Saisi d’une commande de France 3, il y a plus d’un an, il m’a contacté dès le
début, je lui ai proposé des adresses d’établissements particulièrement
bientraitants, et l’ai laissé se débrouiller pour la maltraitance.

Il a mis 1 an pour réaliser ce reportage. Un an
d’investigation, de vérifications, d’interviews, des milliers de kms pour se
retrouver devant des portes closes.
Il m’a demandé mon avis sur certains cas de maltraitance, afin d’éviter de se
laisser piéger par un regard non professionnel.

Un an pendant lequel il a reçu des quantités
invraisemblables de témoignages, mais où en permanence les rendez vous étaient
annulés au dernier moment, les témoins (soignants, familles), disant qu’ils
avaient peur des représailles de collègues, ou pour leur parent.

Car le problème de ce genre d’enquête, c’est l’omerta, la
peur des conséquences, le silence.

Dans un autre reportage sur le même sujet, un reporter
m’avait confié qu’un le reportage sur la torture en Bosnie lui avait posé moins
de problème d’omerta, et que plus jamais il n’en ferait un sur la maltraitance
en institution…

Il est interdit d’en parler, parce que les soignants ne le
supportent pas.

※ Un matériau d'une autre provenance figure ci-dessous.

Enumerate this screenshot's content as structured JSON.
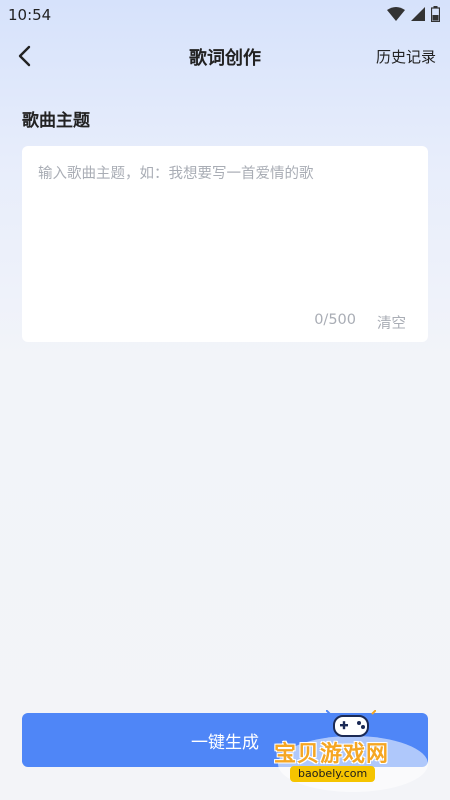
{
  "status_bar": {
    "time": "10:54",
    "icons": [
      "wifi-icon",
      "signal-icon",
      "battery-icon"
    ]
  },
  "nav": {
    "back_icon": "chevron-left-icon",
    "title": "歌词创作",
    "history_label": "历史记录"
  },
  "form": {
    "section_title": "歌曲主题",
    "input_value": "",
    "input_placeholder": "输入歌曲主题，如：我想要写一首爱情的歌",
    "char_count": "0/500",
    "clear_label": "清空"
  },
  "actions": {
    "generate_label": "一键生成"
  },
  "watermark": {
    "text": "宝贝游戏网",
    "domain": "baobely.com"
  },
  "colors": {
    "primary": "#4f86f7",
    "placeholder": "#a9adb5",
    "watermark": "#f5a623"
  }
}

Eux qui sont là pour faire du bien, ils choisissent souvent le
silence plutôt que la souffrance d’être assimilé à ces soignants ou ces
établissements maltraitants. Ils se sentent salis, comme d’ailleurs doivent se
sentir salis les policiers quand ont dénoncent les bavures, les enseignants
quand on parle d’instits violeurs où autres.

Alors faut il parler des prisons, des bavures, de la maltraitance des vieux
parce que les "bons" professionnels en souffrent?

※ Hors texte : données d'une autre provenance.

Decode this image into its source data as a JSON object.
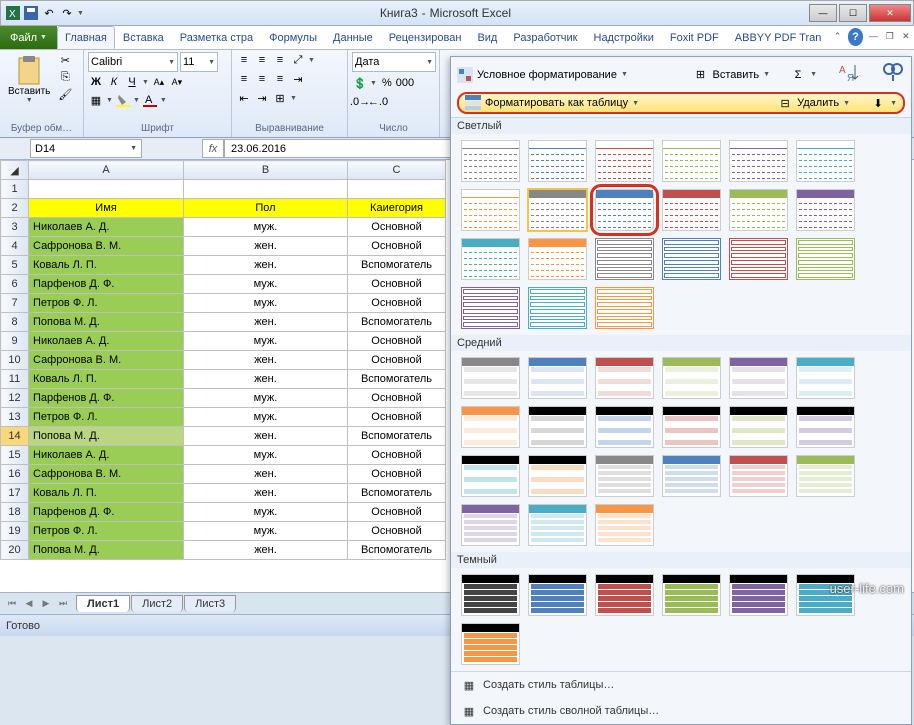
{
  "title": {
    "doc": "Книга3",
    "app": "Microsoft Excel"
  },
  "tabs": [
    "Главная",
    "Вставка",
    "Разметка стра",
    "Формулы",
    "Данные",
    "Рецензирован",
    "Вид",
    "Разработчик",
    "Надстройки",
    "Foxit PDF",
    "ABBYY PDF Tran"
  ],
  "file_tab": "Файл",
  "ribbon": {
    "clipboard": {
      "label": "Буфер обм…",
      "paste": "Вставить"
    },
    "font": {
      "label": "Шрифт",
      "name": "Calibri",
      "size": "11"
    },
    "align": {
      "label": "Выравнивание"
    },
    "number": {
      "label": "Число",
      "format": "Дата"
    },
    "styles": {
      "conditional": "Условное форматирование",
      "format_table": "Форматировать как таблицу"
    },
    "cells": {
      "insert": "Вставить",
      "delete": "Удалить"
    }
  },
  "namebox": "D14",
  "formula": "23.06.2016",
  "columns": [
    "A",
    "B",
    "C"
  ],
  "headers": {
    "a": "Имя",
    "b": "Пол",
    "c": "Каиегория"
  },
  "rows": [
    {
      "n": 3,
      "a": "Николаев А. Д.",
      "b": "муж.",
      "c": "Основной"
    },
    {
      "n": 4,
      "a": "Сафронова В. М.",
      "b": "жен.",
      "c": "Основной"
    },
    {
      "n": 5,
      "a": "Коваль Л. П.",
      "b": "жен.",
      "c": "Вспомогатель"
    },
    {
      "n": 6,
      "a": "Парфенов Д. Ф.",
      "b": "муж.",
      "c": "Основной"
    },
    {
      "n": 7,
      "a": "Петров Ф. Л.",
      "b": "муж.",
      "c": "Основной"
    },
    {
      "n": 8,
      "a": "Попова М. Д.",
      "b": "жен.",
      "c": "Вспомогатель"
    },
    {
      "n": 9,
      "a": "Николаев А. Д.",
      "b": "муж.",
      "c": "Основной"
    },
    {
      "n": 10,
      "a": "Сафронова В. М.",
      "b": "жен.",
      "c": "Основной"
    },
    {
      "n": 11,
      "a": "Коваль Л. П.",
      "b": "жен.",
      "c": "Вспомогатель"
    },
    {
      "n": 12,
      "a": "Парфенов Д. Ф.",
      "b": "муж.",
      "c": "Основной"
    },
    {
      "n": 13,
      "a": "Петров Ф. Л.",
      "b": "муж.",
      "c": "Основной"
    },
    {
      "n": 14,
      "a": "Попова М. Д.",
      "b": "жен.",
      "c": "Вспомогатель",
      "sel": true
    },
    {
      "n": 15,
      "a": "Николаев А. Д.",
      "b": "муж.",
      "c": "Основной"
    },
    {
      "n": 16,
      "a": "Сафронова В. М.",
      "b": "жен.",
      "c": "Основной"
    },
    {
      "n": 17,
      "a": "Коваль Л. П.",
      "b": "жен.",
      "c": "Вспомогатель"
    },
    {
      "n": 18,
      "a": "Парфенов Д. Ф.",
      "b": "муж.",
      "c": "Основной"
    },
    {
      "n": 19,
      "a": "Петров Ф. Л.",
      "b": "муж.",
      "c": "Основной"
    },
    {
      "n": 20,
      "a": "Попова М. Д.",
      "b": "жен.",
      "c": "Вспомогатель"
    }
  ],
  "sheet_tabs": [
    "Лист1",
    "Лист2",
    "Лист3"
  ],
  "status": "Готово",
  "gallery": {
    "sections": {
      "light": "Светлый",
      "medium": "Средний",
      "dark": "Темный"
    },
    "light_colors": [
      "#888888",
      "#4f81bd",
      "#c0504d",
      "#9bbb59",
      "#8064a2",
      "#4bacc6",
      "#f79646"
    ],
    "medium_colors": [
      "#888888",
      "#4f81bd",
      "#c0504d",
      "#9bbb59",
      "#8064a2",
      "#4bacc6",
      "#f79646"
    ],
    "dark_colors": [
      "#444444",
      "#4f81bd",
      "#c0504d",
      "#9bbb59",
      "#8064a2",
      "#4bacc6",
      "#f79646"
    ],
    "footer1": "Создать стиль таблицы…",
    "footer2": "Создать стиль сволной таблицы…"
  },
  "watermark": "user-life.com"
}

Ils réagissent comme un corps, quand on coupe un doigt, le corps entier à mal.
Alors, en visionnant ces images, on interprète la réalité des images, des mots,
des situations, on voit des choses qui n’existent pas, on entend de façon
filtrée.

Allons ensemble sur les forums (http://forums.france3.fr/france3/documentaires/liste_sujet-1.htm),
la première chose qui est flagrante, c’est que tous les messages qui disent bravo,
super reportage, il faut dénoncer, voire qui témoignent de maltraitances n’ont
aucun écho: une ou 2 réponses.
Par contre, ceux qui se disent scandalisés par le traitements de l’info, ceux
qui parlent du manque de moyens, de personnels, des difficultés des
professionnels ont entre 30 et 50 réponses.. Et que les professionnels qui
cautionnent le reportage y sont mis en difficulté.

Analysons ensemble ce qui s’y dit:

"D’autre part, le journaliste dit qu’il est inadmissible que
le "vieux monsieur" reste assis devant son repas sans qu’on ne le
remarque. On peut voir 2 soignantes qui semblent s’occuper d’une vingtaine de
personnes (elles s’occupent des gens en chambre qui sont certainement
grabataires) : pour les nourrir correctement, il faudrait que chacune des
soignantes consacre 15 min par personne. Si ce monsieur était délaissé (comme
on pourrait le croire), je pense qu’il serait DCD depuis longtemps. En plus ,
le journaliste qui a filmé ce monsieur pendant 20 min aurait très bien pu se
lever pour lui donner à boire si il avait trouver la scène si
"consternante.."

Dans la séquence, on voit une employée, debout, les bras
croisées, attendre totalement indifférente. Le journaliste lui pose la
question: ce monsieur ne mange pas? et entend répondre "je sais pas, d’habitude
je suis pas à cet étage". Le monsieur repartira sans manger. Quand au
journaliste qui aurait du se lever… Quand à la scène, elle n’est pas
consternante, elle est scandaleuse.

La première réponse d’un soignant à ce mail  est : "merci merci et merci….. "

"je suis moi-même  ide et je peste depuis
la fin du reportage sur le manque d objectivité de celui-ci !!!"

Bon continuons :

"Une As: Ce reportage est affligeant par sa démagogie!!!!!!
Il m’est le discrédit sur 1 profession qui est déjà en souffrance et qui aurait
plutôt besoin du soutien des médias pour faire avancer la cause des personnes
âgées en institution!"

En aucun cas il ne jette de discrédit sur la profession,
surtout en filmant dans 3 endroits des soignants supers…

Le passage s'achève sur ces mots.